先日公開された映画『スパイダーマン:ブランド・ニュー・デイ』の予告映像に登場した謎のフリップ型フォルダブル端末をめぐり、引き続きさまざまな憶測が広がっています。とりわけ海外掲示板Redditでは、この端末がソニー製、すなわち“Xperiaのフォルダブルモデル”である可能性について議論が活発化しています。

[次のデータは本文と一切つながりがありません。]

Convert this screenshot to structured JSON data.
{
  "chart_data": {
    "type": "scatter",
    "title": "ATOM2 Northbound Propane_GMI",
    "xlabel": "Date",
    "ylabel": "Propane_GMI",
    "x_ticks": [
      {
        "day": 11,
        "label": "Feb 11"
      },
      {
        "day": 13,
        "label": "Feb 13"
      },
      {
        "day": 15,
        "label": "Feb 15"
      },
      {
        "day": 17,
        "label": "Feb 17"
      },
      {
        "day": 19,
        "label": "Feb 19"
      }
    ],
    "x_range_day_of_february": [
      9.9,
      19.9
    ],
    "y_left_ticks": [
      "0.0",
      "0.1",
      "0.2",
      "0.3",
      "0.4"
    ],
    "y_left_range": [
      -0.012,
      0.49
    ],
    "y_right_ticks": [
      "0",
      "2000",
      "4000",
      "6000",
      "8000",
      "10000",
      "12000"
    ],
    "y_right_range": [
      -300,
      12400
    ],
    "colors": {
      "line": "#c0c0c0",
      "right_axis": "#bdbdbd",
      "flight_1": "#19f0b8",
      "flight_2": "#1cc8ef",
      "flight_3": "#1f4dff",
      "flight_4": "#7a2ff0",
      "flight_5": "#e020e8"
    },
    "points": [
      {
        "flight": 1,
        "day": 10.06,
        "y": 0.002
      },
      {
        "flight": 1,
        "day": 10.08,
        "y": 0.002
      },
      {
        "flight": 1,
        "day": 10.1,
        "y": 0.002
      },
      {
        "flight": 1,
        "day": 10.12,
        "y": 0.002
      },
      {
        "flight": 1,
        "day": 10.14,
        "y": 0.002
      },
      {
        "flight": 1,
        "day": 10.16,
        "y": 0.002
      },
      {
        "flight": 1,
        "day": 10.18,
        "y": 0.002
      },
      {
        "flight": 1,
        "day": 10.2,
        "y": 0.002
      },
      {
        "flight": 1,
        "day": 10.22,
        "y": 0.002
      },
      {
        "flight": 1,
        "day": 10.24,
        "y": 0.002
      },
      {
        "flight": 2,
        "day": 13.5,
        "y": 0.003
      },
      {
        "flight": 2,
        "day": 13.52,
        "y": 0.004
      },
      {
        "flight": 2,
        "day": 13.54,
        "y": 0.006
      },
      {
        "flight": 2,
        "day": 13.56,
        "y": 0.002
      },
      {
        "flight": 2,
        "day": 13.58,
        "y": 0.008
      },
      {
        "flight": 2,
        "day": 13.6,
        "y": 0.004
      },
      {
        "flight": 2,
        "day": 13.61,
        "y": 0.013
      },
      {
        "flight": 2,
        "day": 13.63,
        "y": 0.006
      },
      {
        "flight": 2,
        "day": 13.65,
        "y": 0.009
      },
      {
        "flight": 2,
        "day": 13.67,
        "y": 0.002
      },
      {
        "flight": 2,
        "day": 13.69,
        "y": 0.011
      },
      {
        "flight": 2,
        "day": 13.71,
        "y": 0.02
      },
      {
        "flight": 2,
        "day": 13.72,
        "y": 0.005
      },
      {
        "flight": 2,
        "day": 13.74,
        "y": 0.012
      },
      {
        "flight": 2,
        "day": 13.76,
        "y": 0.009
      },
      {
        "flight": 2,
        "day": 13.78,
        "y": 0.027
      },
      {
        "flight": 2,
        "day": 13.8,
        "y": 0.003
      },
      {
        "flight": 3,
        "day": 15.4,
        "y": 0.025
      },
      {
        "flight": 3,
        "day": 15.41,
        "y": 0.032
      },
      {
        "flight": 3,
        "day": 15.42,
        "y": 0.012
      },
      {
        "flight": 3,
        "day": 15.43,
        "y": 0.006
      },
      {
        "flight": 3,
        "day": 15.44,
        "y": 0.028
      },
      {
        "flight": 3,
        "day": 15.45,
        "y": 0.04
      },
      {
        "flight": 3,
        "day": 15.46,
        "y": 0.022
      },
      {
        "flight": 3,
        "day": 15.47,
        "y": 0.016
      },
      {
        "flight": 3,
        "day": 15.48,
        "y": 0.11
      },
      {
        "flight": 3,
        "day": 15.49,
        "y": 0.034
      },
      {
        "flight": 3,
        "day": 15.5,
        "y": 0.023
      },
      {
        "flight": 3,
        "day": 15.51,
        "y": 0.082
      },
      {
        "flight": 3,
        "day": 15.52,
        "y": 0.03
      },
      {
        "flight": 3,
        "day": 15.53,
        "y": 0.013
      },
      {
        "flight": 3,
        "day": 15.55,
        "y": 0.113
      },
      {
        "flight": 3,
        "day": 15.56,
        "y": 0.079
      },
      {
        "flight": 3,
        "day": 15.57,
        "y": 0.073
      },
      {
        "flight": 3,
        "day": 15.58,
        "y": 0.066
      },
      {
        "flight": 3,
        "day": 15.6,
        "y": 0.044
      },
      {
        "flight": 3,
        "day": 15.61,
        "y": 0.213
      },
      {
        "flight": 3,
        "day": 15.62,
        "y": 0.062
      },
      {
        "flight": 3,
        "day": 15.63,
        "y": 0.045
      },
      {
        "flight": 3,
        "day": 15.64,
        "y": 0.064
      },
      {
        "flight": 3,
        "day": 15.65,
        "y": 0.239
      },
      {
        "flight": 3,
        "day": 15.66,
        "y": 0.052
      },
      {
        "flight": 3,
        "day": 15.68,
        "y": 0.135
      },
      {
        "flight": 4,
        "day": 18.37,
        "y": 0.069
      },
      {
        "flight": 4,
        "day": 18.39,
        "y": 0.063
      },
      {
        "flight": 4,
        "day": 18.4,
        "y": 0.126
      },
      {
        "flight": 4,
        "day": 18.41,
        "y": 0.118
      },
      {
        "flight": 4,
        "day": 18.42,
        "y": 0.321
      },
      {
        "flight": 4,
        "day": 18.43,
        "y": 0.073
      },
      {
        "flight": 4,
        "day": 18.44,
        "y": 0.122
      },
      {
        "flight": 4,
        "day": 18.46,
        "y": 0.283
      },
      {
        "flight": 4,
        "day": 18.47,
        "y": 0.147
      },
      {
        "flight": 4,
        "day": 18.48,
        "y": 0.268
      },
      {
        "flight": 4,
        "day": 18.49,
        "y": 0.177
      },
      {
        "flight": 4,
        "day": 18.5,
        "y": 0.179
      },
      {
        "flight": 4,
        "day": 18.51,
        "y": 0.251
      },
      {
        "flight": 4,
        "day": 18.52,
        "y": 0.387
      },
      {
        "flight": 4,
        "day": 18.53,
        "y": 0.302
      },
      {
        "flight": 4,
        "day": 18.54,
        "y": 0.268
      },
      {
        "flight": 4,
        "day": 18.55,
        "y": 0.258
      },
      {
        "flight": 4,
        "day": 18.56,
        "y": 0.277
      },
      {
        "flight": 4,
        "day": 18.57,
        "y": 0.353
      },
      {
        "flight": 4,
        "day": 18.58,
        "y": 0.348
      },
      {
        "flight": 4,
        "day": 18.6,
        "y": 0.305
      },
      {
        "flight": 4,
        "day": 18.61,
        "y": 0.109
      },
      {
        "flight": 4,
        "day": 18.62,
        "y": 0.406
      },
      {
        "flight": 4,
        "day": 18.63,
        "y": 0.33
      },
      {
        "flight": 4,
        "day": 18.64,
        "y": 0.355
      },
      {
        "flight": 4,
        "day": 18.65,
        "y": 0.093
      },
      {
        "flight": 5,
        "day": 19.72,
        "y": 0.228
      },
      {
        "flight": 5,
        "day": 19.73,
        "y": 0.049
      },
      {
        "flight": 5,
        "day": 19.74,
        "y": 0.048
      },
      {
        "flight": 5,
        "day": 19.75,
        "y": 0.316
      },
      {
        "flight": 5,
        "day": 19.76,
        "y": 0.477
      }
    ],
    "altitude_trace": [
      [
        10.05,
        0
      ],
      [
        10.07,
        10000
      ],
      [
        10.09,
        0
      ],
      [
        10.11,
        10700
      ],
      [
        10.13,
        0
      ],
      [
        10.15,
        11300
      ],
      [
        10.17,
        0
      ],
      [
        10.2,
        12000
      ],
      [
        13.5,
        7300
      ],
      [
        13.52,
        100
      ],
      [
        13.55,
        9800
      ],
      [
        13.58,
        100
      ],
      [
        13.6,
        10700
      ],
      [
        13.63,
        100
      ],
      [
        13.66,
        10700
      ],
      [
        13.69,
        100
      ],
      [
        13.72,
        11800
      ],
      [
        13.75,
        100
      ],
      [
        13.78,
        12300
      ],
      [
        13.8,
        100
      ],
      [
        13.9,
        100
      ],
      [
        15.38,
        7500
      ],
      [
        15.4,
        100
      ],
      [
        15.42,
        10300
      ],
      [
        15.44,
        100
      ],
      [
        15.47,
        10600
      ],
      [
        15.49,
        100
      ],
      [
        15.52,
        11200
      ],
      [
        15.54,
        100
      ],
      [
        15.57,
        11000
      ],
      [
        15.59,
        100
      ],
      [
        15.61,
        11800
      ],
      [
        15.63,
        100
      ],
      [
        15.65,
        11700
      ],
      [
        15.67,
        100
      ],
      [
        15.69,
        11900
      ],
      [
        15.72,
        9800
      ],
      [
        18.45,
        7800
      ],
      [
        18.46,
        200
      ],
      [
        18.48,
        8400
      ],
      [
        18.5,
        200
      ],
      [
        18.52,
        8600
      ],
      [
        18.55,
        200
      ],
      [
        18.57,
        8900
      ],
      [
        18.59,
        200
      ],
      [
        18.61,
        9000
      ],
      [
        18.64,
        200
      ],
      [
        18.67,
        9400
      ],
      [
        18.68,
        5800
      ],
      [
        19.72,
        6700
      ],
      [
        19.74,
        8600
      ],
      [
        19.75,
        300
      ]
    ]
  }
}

こうした中、過去のソニーの姿勢と現在の技術進歩を踏まえた興味深い指摘が投稿され、注目を集めています。
かつては「参入予定なし」──最大の理由は“折り目”
投稿によれば、ソニーはフォルダブルスマートフォン黎明期において、製品化の計画を持っていなかったとされています。その理由のひとつが、ディスプレイ中央に生じる“折り目(クリーズ)”の問題でした。

当時は折りたたみ構造そのものが発展途上であり、表示品質や耐久性の面で課題が多く、特に没入感やプレミアム路線を重視する同社にとっては看過できないポイントだったと考えられます。
技術進歩で状況は一変、折り目は“ほぼ気にならない”レベルへ
しかし近年、この状況は大きく変わりつつあります。たとえばOPPOの最新フォルダブル機とされる「Find N6」では、折り目の視認性が大幅に改善されていると指摘されています。(秋~冬リリースのiPhone Foldも同様の技術が採用されると言われています)
こうした進化により、「折り目が目立つ」というフォルダブル特有の弱点は、少なくとも以前ほど大きな障壁ではなくなりつつあります。
「折り目」が唯一の理由なら、Xperia Foldは現実的に?
今回の投稿者は、「もしソニーがフォルダブルを出していない唯一の理由が“折り目問題”だったとすれば、将来的にXperiaのフォルダブルモデルが登場する可能性は十分にある」との見方を示しています。
実際、前回の記事でも触れた通り、予告映像に登場した端末には折りたたみ動作やヒンジ構造らしき要素が確認されており、単なる小道具にとどまらない可能性も指摘されています。
映画内登場が“伏線”となる可能性も
ソニー作品において、劇中デバイスが実在製品や今後の展開を示唆するケースはこれまでにも見られました。今回の端末が仮に試作機、あるいは将来製品のコンセプト的な存在であった場合、「Xperia Flip」や“Xperia Fold”といった新カテゴリの登場につながる可能性も否定できません。
まとめ
現時点では、予告映像に登場したフォルダブル端末の正体は依然として不明です。ただし、
- かつては折り目問題を理由に参入を見送っていた可能性
- 技術進歩によりその課題が大きく改善されている現状
- 映画内にそれらしきデバイスが登場している事実
といった要素を踏まえると、ソニーがフォルダブル市場に参入するシナリオは、もはや“非現実的”とは言えない段階に来ているのかもしれません。今後の動向に引き続き注目が集まりそうです。